Nos concitoyens subissent le joug que leur impose le dogme de la libre circulation des capitaux et de l’argent-roi.

Il n’y a pourtant pas de fatalité au chômage et à la précarité, pas plus qu’il n’y en a à reculer l’âge de la retraite. Il n’y a pas de fatalité à l’austérité, à la régression sociale, à la dégradation des services publics et au recul de la protection sociale. Il n’y a pas de fatalité ; il y a des choix politiques, il y a des responsabilités : aujourd’hui comme hier, ce sont les vôtres ! La crise, c’est vous !

Comme le rappelait la Cour des comptes en juin dernier, les déficits ne résultent que pour un tiers de la crise économique.

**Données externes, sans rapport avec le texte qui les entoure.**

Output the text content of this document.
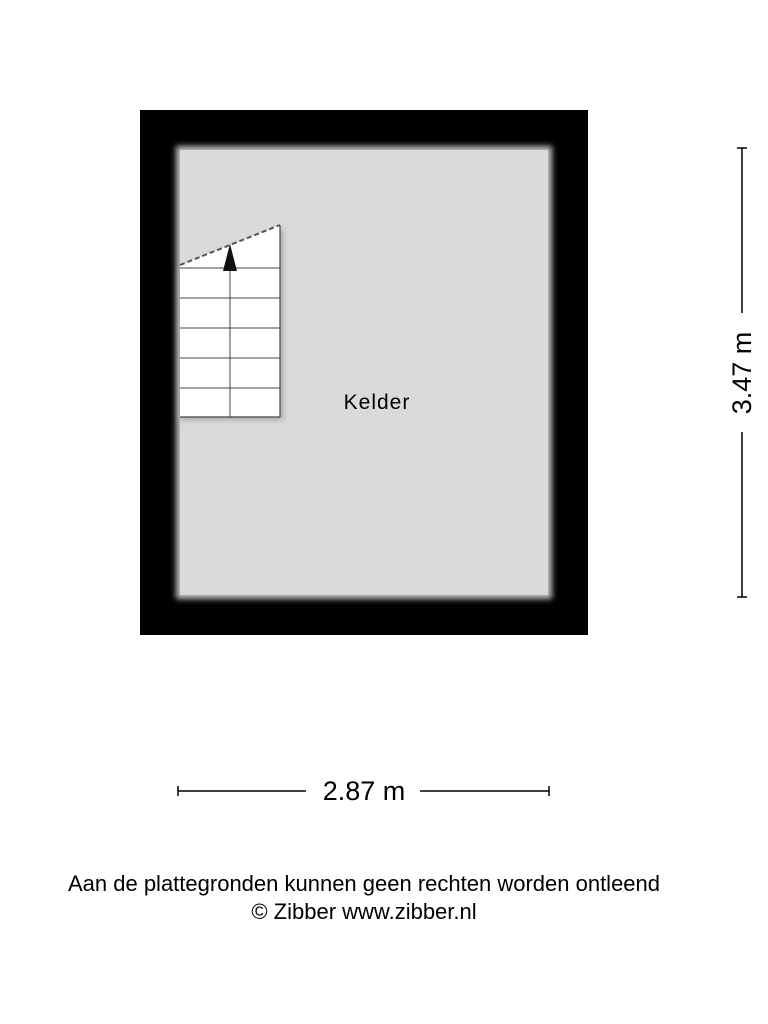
Kelder	3.47 m
2.87 m
Aan de plattegronden kunnen geen rechten worden ontleend
© Zibber www.zibber.nl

Elle est pour les deux tiers le fruit de votre politique et d’elle seule. Vous aurez réussi l’exploit, à l’issue du quinquennat, selon vos propres hypothèses, d’avoir aggravé la dette de 900 milliards d’euros. La dette aura doublé en dix ans de gouvernements de droite !

En cause, la multiplication irresponsable des cadeaux fiscaux en direction des grandes entreprises et des contribuables les plus aisés, à l’exemple du scandaleux bouclier fiscal qui bénéficie, pour les deux tiers des 700 millions d’euros qu’il coûte, aux contribuables qui disposent de plus de 16 millions d’euros de patrimoine.

Un bouclier que vous traînez comme un boulet et que vous voulez faire disparaître en même temps que l’ISF qui, lui, rapporte 4 milliards d’euros. Les plus riches seront une nouvelle fois les principaux bénéficiaires de la réforme fiscale que vous annoncez !

Depuis 2002, vous avez multiplié les niches fiscales et sociales. Leur coût atteint aujourd’hui le chiffre incroyable de 172 milliards d’euros par an, sans compter le coût de l’évasion fiscale, estimé au minimum à 40 milliards d’euros. Au regard des enjeux de la lutte contre les paradis fiscaux, les moyens déployés sont bien timorés. Mais il est vrai que les exilés et fraudeurs en tous genres sont ces riches que vous cajolez en permanence !

Selon une récente enquête de Libération, les entreprises du CAC 40 ont engrangé 41 milliards d’euros de bénéfices au premier semestre et disposent de 146 milliards d’euros de cash. Elles ont néanmoins supprimé 40 000 emplois en cinq ans ! Ce n’est qu’un nouvel exemple des dérives du capitalisme financier que votre politique encourage.

Votre stratégie restera dictée par la concurrence fiscale acharnée à laquelle se livrent les États membres de l’Union européenne. Un dumping fiscal qui se conjugue au dumping social pour conduire aux désastres économiques et sociaux que l’on sait, pour la seule satisfaction du MEDEF et d’une infime minorité de privilégiés. Un dumping qui se traduit par une dégradation des services publics, par une surenchère dans la baisse du coût du travail et par des transferts de charges sur les salariés, les chômeurs et les retraités.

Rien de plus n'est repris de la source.